RSAR treats datasets by removing attributes that are unnecessary for a classiﬁcation task. It performs greedy feature selection using various versions of the QuickReduct algorithm. It is useful in reducing redundancies in nominally-valued (i.e. discrete) datasets for exploration or as a preprocessing step to training machine learning algorithms on the data. This implementation includes a wide range of optimisations that enable it to process extremely large datasets.
RSAR is available as source, Debian and RPM packages. It's been successfully compiled on GNU/Linux (x86 and SPARC) and Solaris 7 (SPARC). It does have a preference for GNU-based environments, but will happily build on others.
In layman's terms, RSAR simpliﬁes datasets. A dataset categorises things into classes based on some of their properties (called ‘attributes’). For example, the well-known mushroom dataset contains descriptions (size, shape, colour, et cetera) of various species of mushrooms, and whether each is edible or not. An AI program trains on part of the dataset and then attempts to guess the category of other, previously unseen objects. This then forms a measure of its success. The vast majority of such systems suﬀer greatly when dealing with more data than absolutely necessary.
RSAR reads in a dataset, and removes from it all attributes that are irrelevant in categorising the item. Other AI systems can then train on this data without suﬀering to the same extent. Since most datasets (both research and real-world ones) contain immense amounts of redundancy, using
rsar as a pre-processor can be incredibly beneﬁcial — speed-ups of hundreds of times have been measured.

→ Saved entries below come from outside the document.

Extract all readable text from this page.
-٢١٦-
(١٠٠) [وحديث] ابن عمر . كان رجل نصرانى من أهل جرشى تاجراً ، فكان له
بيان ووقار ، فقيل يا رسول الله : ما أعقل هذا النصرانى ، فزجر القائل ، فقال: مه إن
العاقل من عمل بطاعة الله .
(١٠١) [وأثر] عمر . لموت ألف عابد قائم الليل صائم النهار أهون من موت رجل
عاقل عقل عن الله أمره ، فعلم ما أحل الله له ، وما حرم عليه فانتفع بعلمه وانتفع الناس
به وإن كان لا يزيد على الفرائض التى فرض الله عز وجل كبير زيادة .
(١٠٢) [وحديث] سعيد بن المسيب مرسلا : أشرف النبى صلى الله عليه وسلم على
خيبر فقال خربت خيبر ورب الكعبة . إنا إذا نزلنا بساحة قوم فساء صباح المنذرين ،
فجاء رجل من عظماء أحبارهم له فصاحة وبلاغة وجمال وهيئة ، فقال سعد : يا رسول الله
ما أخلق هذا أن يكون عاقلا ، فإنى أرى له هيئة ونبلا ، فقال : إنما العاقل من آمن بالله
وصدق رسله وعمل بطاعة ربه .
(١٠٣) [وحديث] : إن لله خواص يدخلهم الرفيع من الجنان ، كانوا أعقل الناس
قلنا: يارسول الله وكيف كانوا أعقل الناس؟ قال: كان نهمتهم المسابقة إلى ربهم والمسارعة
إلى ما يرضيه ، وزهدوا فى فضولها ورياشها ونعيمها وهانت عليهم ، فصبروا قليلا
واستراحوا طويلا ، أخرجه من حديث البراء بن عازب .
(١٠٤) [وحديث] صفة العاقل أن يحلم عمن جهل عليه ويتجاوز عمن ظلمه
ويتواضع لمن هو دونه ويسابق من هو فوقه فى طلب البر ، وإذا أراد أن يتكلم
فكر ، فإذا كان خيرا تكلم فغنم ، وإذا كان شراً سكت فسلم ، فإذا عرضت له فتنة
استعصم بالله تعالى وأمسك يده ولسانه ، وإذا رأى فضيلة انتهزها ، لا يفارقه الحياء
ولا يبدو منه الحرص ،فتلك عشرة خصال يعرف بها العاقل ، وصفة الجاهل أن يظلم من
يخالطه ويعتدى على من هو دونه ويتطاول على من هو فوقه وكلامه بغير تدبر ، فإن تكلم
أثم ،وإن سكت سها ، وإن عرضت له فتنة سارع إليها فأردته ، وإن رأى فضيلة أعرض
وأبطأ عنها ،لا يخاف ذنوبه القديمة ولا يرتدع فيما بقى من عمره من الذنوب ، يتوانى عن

In many cases, RSAR can oﬀer a beneﬁt to humans too — many simpliﬁcations help humans gauge what attributes of a problem are most important. Cutting costs is also an option. Building an AI-based monitoring or diagnostic system is much cheaper if irrelevant quantities aren't measured at all (rather than measured by expensive sensors, then eventually discarded by the AI diagnostic system).
As such, RSAR has been designed to produce output for both human and machine, and oﬀers options for doing so in various ways. Please refer to the bundled man page for more information.
This version of RSAR was developed on my own time for my university research work and is released under the terms of the GNU General Public License, version 2.